Samen met mijn collega’s Dr. Robert van Cingel- directeur SMC Papendal, sportfysiotherapeut en manueel therapeut en Beate Dejaco – sportfysiotherapeut en manueel therapeut was het aan ons de taak om het programma binnen deze kaders op te zetten. Met onze klinische en wetenschappelijke kennis geven wij invulling aan de gestelde kaders voor het ontstaan van het Zorg1 Schouder Programma.”

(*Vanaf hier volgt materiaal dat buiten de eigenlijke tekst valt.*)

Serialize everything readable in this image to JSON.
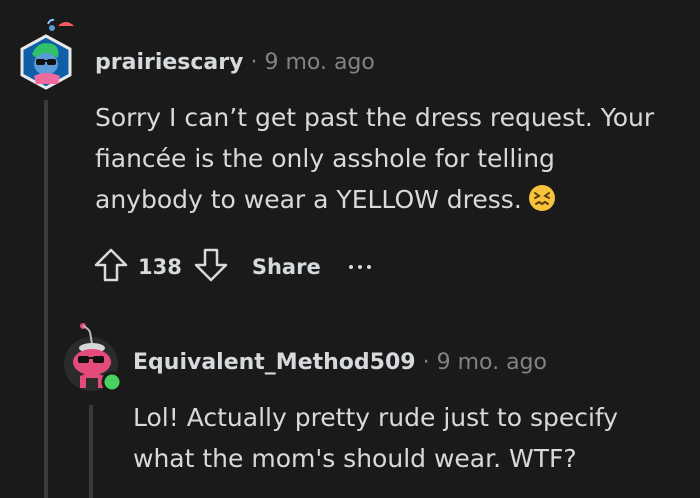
{
  "comment1": {
    "username": "prairiescary",
    "separator": "·",
    "time": "9 mo. ago",
    "body_lines": [
      "Sorry I can’t get past the dress request. Your",
      "fiancée is the only asshole for telling",
      "anybody to wear a YELLOW dress."
    ],
    "emoji": "confounded-face-icon",
    "vote_count": "138",
    "share_label": "Share"
  },
  "comment2": {
    "username": "Equivalent_Method509",
    "separator": "·",
    "time": "9 mo. ago",
    "body_lines": [
      "Lol! Actually pretty rude just to specify",
      "what the mom's should wear. WTF?"
    ]
  },
  "colors": {
    "background": "#1a1a1b",
    "text": "#d7dadc",
    "muted": "#818384",
    "thread_line": "#3a3a3c",
    "online": "#46d160"
  }
}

Programma bepaalt niet de methoden, enkel de richting
“De behandelend therapeut neemt vooraf de vragenlijst van het STarT MSK tool door met de patiënt. Door dit te doen wordt deze ingedeeld in een bepaald zorgzwaarteprofiel, variërend van licht tot zwaar. “Dit profiel wordt gebruikt om het behandelproces uit te stippelen. De uitkomst geeft enkel een richting aan, maar geen concrete methoden. Dit vult de fysiotherapeut zelf in.”
“Onnodige behandelingen zijn verleden tijd”
Op dit moment wordt het Zorg1 Schouder Programma nog niet in de fysiotherapiepraktijken gebruikt, maar de variant voor de nek en lage rug wel. “Met de StarT MSK tool komen wij vooraf veel te weten over de patiënt. Dit inzicht is vooraf zeer waardevol, want het voorkomt onnodige behandelingen. In de praktijk zijn wij hierdoor in staat om de behandelingen zo goed en efficiënt mogelijk aan te laten sluiten bij de patiënt. De tijd die we gebruiken voor de behandelingen wordt daardoor optimaal benut.” Een andere waardevolle bijkomstigheid van het werken met het Zorg1 Schouder Programma is dat de praktijk bevestiging krijgt op de te volgen koers.
Op termijn is het de bedoeling dat het Zorg1 Schouder Programma nog meer voordelen oplevert. Als meerdere praktijken hiermee gaan werken kan er veel informatie verzamelt worden. Door deze data terug te koppelen bij zorgverzekeraars kan de urgentie van de methode worden onderstreept. “Belangrijk om te vermelden is dat de manier van behandelen niet veel verandert. Het Zorg1 Schouder Programma biedt meer structuur, vermindert onnodige behandelingen en geeft ons bevestiging voor te volgen koers”, sluit Tijssen af.